Last night at a meeting on cannabis policy held by the New York City Bar Association Committee on Drugs and the Law, New York City Councilman Rafael Espinal said marijuana prohibition is much more harmful to minority or low-income communities than the actual of effects of smoking marijuana could be on any given person.

"The war on drugs, the war on marijuana is a lot more dangerous than actually a lot of people smoking marijuana," said Espinal, who represents the 37th district, which includes Bushwick and East New York. "[Marijuana] doesn't create any negative effects in the individuals, the negative effects is the policing that goes on in communities of color."

In 2014, 86 percent of those arrested for marijuana violations were black or Latino, while only 10 percent were white.

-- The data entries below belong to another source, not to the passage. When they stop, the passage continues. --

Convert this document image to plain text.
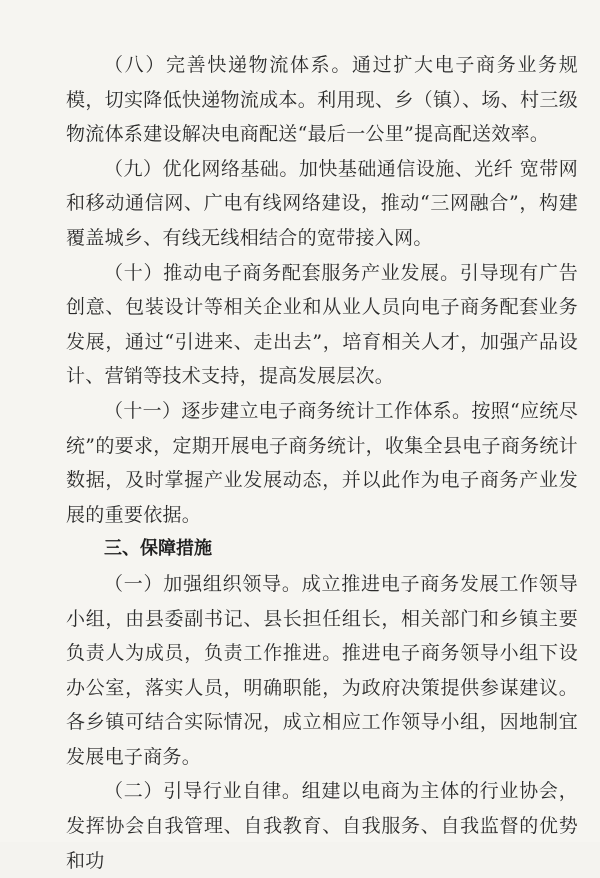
（八）完善快递物流体系。通过扩大电子商务业务规模，切实降低快递物流成本。利用现、乡（镇）、场、村三级物流体系建设解决电商配送“最后一公里”提高配送效率。

（九）优化网络基础。加快基础通信设施、光纤 宽带网和移动通信网、广电有线网络建设，推动“三网融合”，构建覆盖城乡、有线无线相结合的宽带接入网。

（十）推动电子商务配套服务产业发展。引导现有广告创意、包装设计等相关企业和从业人员向电子商务配套业务发展，通过“引进来、走出去”，培育相关人才，加强产品设计、营销等技术支持，提高发展层次。

（十一）逐步建立电子商务统计工作体系。按照“应统尽统”的要求，定期开展电子商务统计，收集全县电子商务统计数据，及时掌握产业发展动态，并以此作为电子商务产业发展的重要依据。

三、保障措施

（一）加强组织领导。成立推进电子商务发展工作领导小组，由县委副书记、县长担任组长，相关部门和乡镇主要负责人为成员，负责工作推进。推进电子商务领导小组下设办公室，落实人员，明确职能，为政府决策提供参谋建议。各乡镇可结合实际情况，成立相应工作领导小组，因地制宜发展电子商务。

（二）引导行业自律。组建以电商为主体的行业协会，发挥协会自我管理、自我教育、自我服务、自我监督的优势和功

According to the Drug Policy Alliance, the NYPD arrests blacks at seven times and Latinos at four times the rate of whites. In New York City, the neighborhoods with the highest marijuana arrest rates were Washington Heights and East Harlem, while the lowest was the Upper East Side, which is 90 percent white. Of those arrested for possession of marijuana, 77 percent were between the ages of 16 and 34.

"Marijuana prohibition has failed, and it has done so at tremendous cost to our communities," says Senator Krueger. "Allowing personal use, with appropriate regulation and taxation, will end the heavily racialized enforcement that disproportionately impacts African American and Latino New Yorkers."

The law aims to close off the existing underground criminal marketplace to allow police to divert their resources to the areas that need them most. "[The MRTA law] is the kind of win-win that our communities desperately need."

Though the bill has thus far gained little traction in Albany, a conversation has begun about the real collateral consequences of prohibition, says Kassandra Frederique, policy manager at the Drug Policy Alliance. "It’s great that Liz Krueger and Crystal Peoples-Stokes have taken this on and [are] putting racial and economic justice at the forefront," she says.

"While the issue of medical marijuana pushed many more people to care about cannabis policy, adult-use marijuana will benefit more people." She's hopeful that the issue of recreational cannabis can create "the kind of groundswell necessary to get it from a fringe issue to a serious issue."

But for any adult-use law to pass there needs to be political will in the legislature, something that has confounded recreational advocates for years. Unlike in other states that have already legalized recreational marijuana through ballot initiatives, only New York’s legislators have the power to change the law. In order to pass, New Yorkers will have to lean on their elected officials, says Frederique.

“I think for better and for worse, we have a lot of cautious legislators who can sometimes lean on the wait-and-see approach,” she says, referring mainly to New York’s more conservative Senate. “For marijuana legislation in New York, that’s not an appropriate way to look at it.

It’s not about wait-and-see, it’s about starting to restore the communities that have been devastated by marijuana prohibition.”